Daniel Bachman has always been in a hurry. He released albums at a fevered clip, and he played quickly and intensely, filling the space with his complex fingerpicking. But after spending a spell in Durham, he left the Triangle, issued a self-titled record, and returned to his hometown of Fredericksburg, Virginia, in 2016. There, he reflected on a decade of music making, and he started slowing down and reevaluating the sounds that inspired him.

On the resulting album, July’s The Morning Star, Bachman pushes himself in ways his past records have only hinted at. Layers of field recordings and organ interact with his intricate guitar work to create compositions more spacious and experimental than anything he has done to date. In the middle of a move to Charlottesville, Virginia, Bachman caught up with us to talk about some of those changes.

DRONE

I’ve been into drone music since I was a little kid when I used to hum and match my voice with my parents’ lawnmower in the yard. I have really vivid memories of that, but I never thought of it as drone music. When I was in middle school, I bought a Yo La Tengo record that had a lot of drone elements to it, and I was like, “Wow! This is crazy! You can be in a rock band and not change the chord for ten minutes?” I’d never heard anybody do that stuff. And then I started to get into Indian classical music and Jack Rose. That’s the three steps to drone in my life. It just makes me feel centered. It’s like a tone to breathe around. Especially these days, it makes me feel grounded.

CICADAS

They’re wonderful. I just feel incredibly comforted by is the sound of their music. It’s psychedelic how loud it is. There are train tracks in my folks’ backyard, and I thought it was a train, but it was actually them. It’s wild. Since I was a little kid, I’ve loved them. I remember when I was probably like seven, it was one of the big, seventeen-year broods. I filled up like three or four Food Lion bags with all of their shells. I’ve been fascinated with them for my whole life. They’re kind of like manatees. They’re just vegetarians floating around, and they’re not hurting anybody. They’re just big gentle bugs.

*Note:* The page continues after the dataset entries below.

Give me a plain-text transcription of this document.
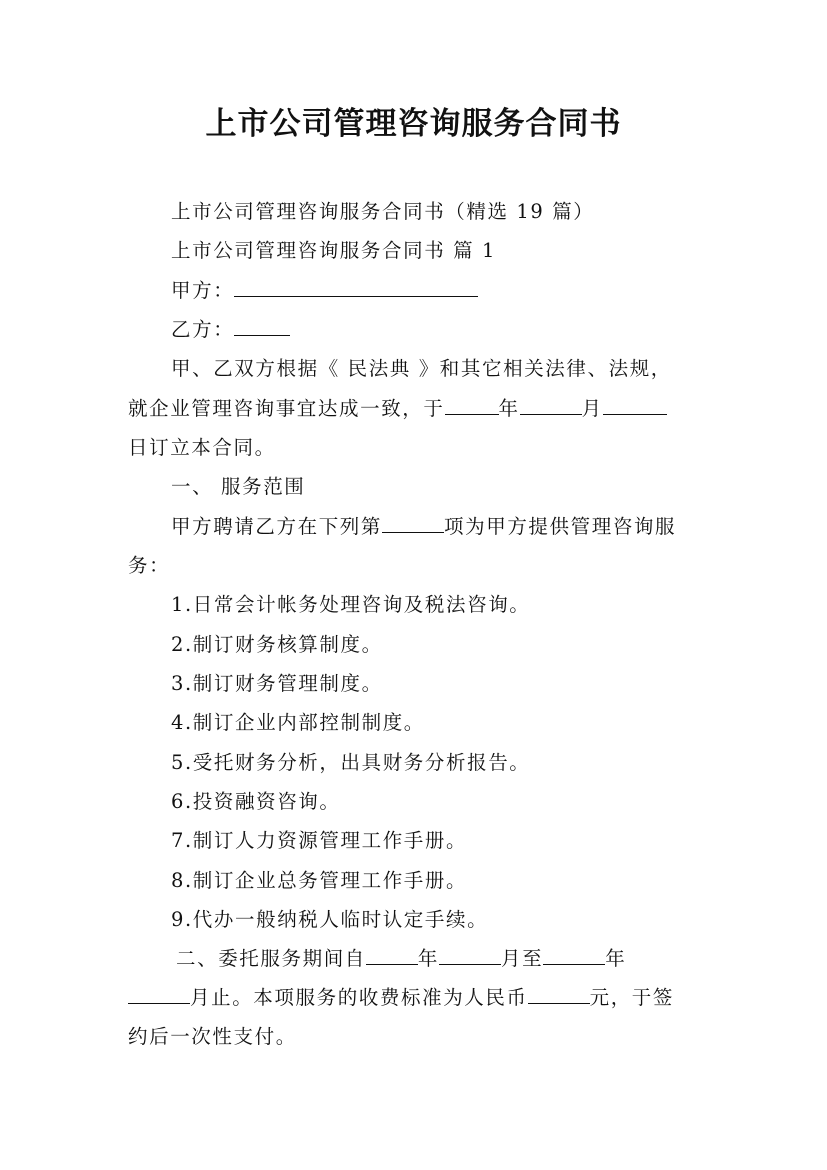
上市公司管理咨询服务合同书

上市公司管理咨询服务合同书（精选 19 篇）

上市公司管理咨询服务合同书 篇 1

甲方：

乙方：

甲、乙双方根据《 民法典 》和其它相关法律、法规，

就企业管理咨询事宜达成一致，于	年	月

日订立本合同。

一、 服务范围

甲方聘请乙方在下列第	项为甲方提供管理咨询服

务：

1.日常会计帐务处理咨询及税法咨询。

2.制订财务核算制度。

3.制订财务管理制度。

4.制订企业内部控制制度。

5.受托财务分析，出具财务分析报告。

6.投资融资咨询。

7.制订人力资源管理工作手册。

8.制订企业总务管理工作手册。

9.代办一般纳税人临时认定手续。

二、委托服务期间自	年	月至	年

月止。本项服务的收费标准为人民币	元，于签

约后一次性支付。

I had some friends from that band the Mountain Movers, who played in Fredericksburg a couple weeks ago, and we were in my parents’ backyard. They had never heard the type of cicadas that we have here. They have their own sounds in New England, but the ones here are different. They were like, “My god, what is that?” I said, “That’s the summer bugs, man. That’s like our little drone orchestra that goes on all the time.”

FIELD RECORDINGS

My friend Shawn Hansen has a record that came out called Radio Badlands that was a big inspiration to me. No one really knows about his stuff. He’s a piano tuner in Kansas City and did a synthesizer and field recording project based on the Badlands.

In some of the tunes on the record, I really feel like it helps set the environment that I’m in. And it makes it a more personal experience. On the second tune, “Sycamore City,” with the bugs and the car horn and stuff, that’s really what it sounds like. I also had this improvisation in that key, and I had a field recording of a rainstorm, and they were the exact same length, so I just smooshed them together, and it works. They compliment each other nicely. It’s one of those synchronistic kinds of moments where it just fits together.

SILENCE

When you are a solo musician, I’ve found that adding that silence and using that negative space is so heavy at times. You can almost express more sometimes by letting things go quiet than when you’re really trying to get it out by using a bunch of notes. That’s another thing that’s taken me a really long time to figure out. It’s a powerful thing to play with, and I’d be interested in even going more minimal. I’ve been doing this for eleven years now, so now, I’m kinda getting more into abstracting the stuff that I’m really into to make it interesting for myself. It’s like a new thing again. And silence is part of that. So many of those records that I’ve made over the years are just busy. It’s part of just slowing your own mind down and finding peace.

AUTOBIOGRAPHY

I’m trying to reflect my emotions and my experience. Sometimes, the stuff doesn’t really reflect that if it’s more traditional in nature, or if it’s someone else’s tune or something. But especially the kind of music that I write, I’m just trying to express things that I feel, whether it’s the negative things or positive things, we’ve all got that stuff. It’s absolutely autobiographical.

It’s been a crazy fucking year. It’s been a crazy couple of years. It’s almost a way to move on from things. It’s a really weird way to do it when you show other people parts of yourself. It’s like a release, I feel like, almost. And then you can move on to a new thing. At some point, I figured out that you can shed things through the stuff that you make, kinda like that cicada skin. You make these things, and then you molt them off. It’s still a physical thing, and you can revisit it, but you’re changed at the end of it.